De la precariedad de un oficio
¿En
qué otra profesión artesanal se ve uno tan a menudo obligado a pactar con su
mala conciencia cuando dice: «He acabado este trabajo»? No se me ocurre
ninguna. «Cerrar» una traducción, acabarla, es un acto tan inevitable,
necesario y fatal (notwendig) como temerario y, casi podría decirse, mendaz.
Una puerta que se cierra de golpe y que, con el cajón de aire que genera, abre
de pronto la ventana situada en el otro extremo, advirtiéndonos que hay
espacios que no admiten encierros definitivos, mucho menos el reservado a las
palabras.
Por
un lado el traductor, al «cerrar» un nuevo libro con un suspiro de alivio, sabe
que si pudiera contar con un plazo más cambiaría aún algunas cosas. Está seguro
al menos, si se trata de un libro complejo, de que ciertos pasajes merecerían
muchas más horas de reflexión o de búsqueda. Por otro lado, ese «cierre»
implica a la vez, aparte del alivio temporal, el levantamiento de un dique, la
liberación de las líquidas masas de palabras que irán ahora a inundar las
mentes de decenas, centenares o miles de lectores, cada uno con una visión
distinta del libro, en una nueva fase de filtrado que, como sabemos, nunca se
detiene.
Es
como el émbolo de una jeringuilla.

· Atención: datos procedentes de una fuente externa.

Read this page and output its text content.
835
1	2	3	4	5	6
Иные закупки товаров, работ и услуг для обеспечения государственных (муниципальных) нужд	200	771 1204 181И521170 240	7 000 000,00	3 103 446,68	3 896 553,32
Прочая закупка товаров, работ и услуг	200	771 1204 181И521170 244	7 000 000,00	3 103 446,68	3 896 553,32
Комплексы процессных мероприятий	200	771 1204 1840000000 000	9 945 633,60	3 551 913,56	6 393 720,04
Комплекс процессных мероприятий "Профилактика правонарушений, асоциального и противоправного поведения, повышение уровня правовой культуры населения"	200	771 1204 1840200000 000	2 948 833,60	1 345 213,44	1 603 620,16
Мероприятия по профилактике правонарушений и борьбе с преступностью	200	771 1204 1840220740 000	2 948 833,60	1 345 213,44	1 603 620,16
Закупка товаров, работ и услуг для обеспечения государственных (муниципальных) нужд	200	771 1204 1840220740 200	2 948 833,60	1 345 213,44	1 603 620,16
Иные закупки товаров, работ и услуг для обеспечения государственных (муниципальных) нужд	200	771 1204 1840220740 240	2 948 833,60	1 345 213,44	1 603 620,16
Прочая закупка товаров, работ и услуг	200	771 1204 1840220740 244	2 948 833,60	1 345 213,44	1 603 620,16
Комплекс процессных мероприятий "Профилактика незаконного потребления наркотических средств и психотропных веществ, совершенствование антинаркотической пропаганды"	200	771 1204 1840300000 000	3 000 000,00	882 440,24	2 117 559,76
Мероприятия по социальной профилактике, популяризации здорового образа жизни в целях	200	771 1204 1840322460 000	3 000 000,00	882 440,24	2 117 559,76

El pulgar oprime el pistón e inocula el
último resto de líquido, pero esas aguas cobran vida propia en el cuerpo en el
que han sido inoculadas, se expanden, se funden con otros fluidos, pasan de un
cuerpo a otro, crean viscosidades, transparencias, iridiscencias, nuevos
colores, dan lugar a reacciones visibles, a espasmos, a risas, a vómitos o,
simplemente, dilatan las pupilas y propician el asombro. O el tedio. O el
disgusto. En fin, que inoculan nuevos estados, nuevas variables.
Un
carpintero trabaja con notoria ventaja. Acude a la casa del cliente, mide las
paredes donde quienes lo contratan desean colocar un mueble, escucha las
expectativas de la esposa, los anhelos de sus hijos o las manías del marido,
que quiere un rinconcito en el mueble donde colocar las llaves cuando llega del
trabajo.
Un
carpintero es un intermediario entre unos trozos de madera y unos anhelos casi
siempre bastante concretos. Un traductor es una entidad (también anhelante) que
ha de despojarse de sus propios deseos para mediar entre anhelos muchas veces
divergentes y vagos. Y sin derecho a visitas para encuestar a los potenciales
clientes. ¡Por suerte!
Pero,
en fin, el libro ha sido «acabado». Y llega entonces el momento cumbre, el
instante en el que la precariedad del oficio se vuelve más tangible, concreta,
numérica: ha llegado el momento de cuantificar las palabras, las líneas, los
caracteres y convertirlos en una factura. Y es en ese instante cuando el
traductor, casi un filósofo en pijama, comprende, con vértigo, el abismo del
tiempo. Y para no despeñarse en el agujero negro que se abre ante él, da unos
pasitos hasta su escritorio, titubea una o dos veces y termina aferrándose a
las páginas de un nuevo encargo: el libro siguiente.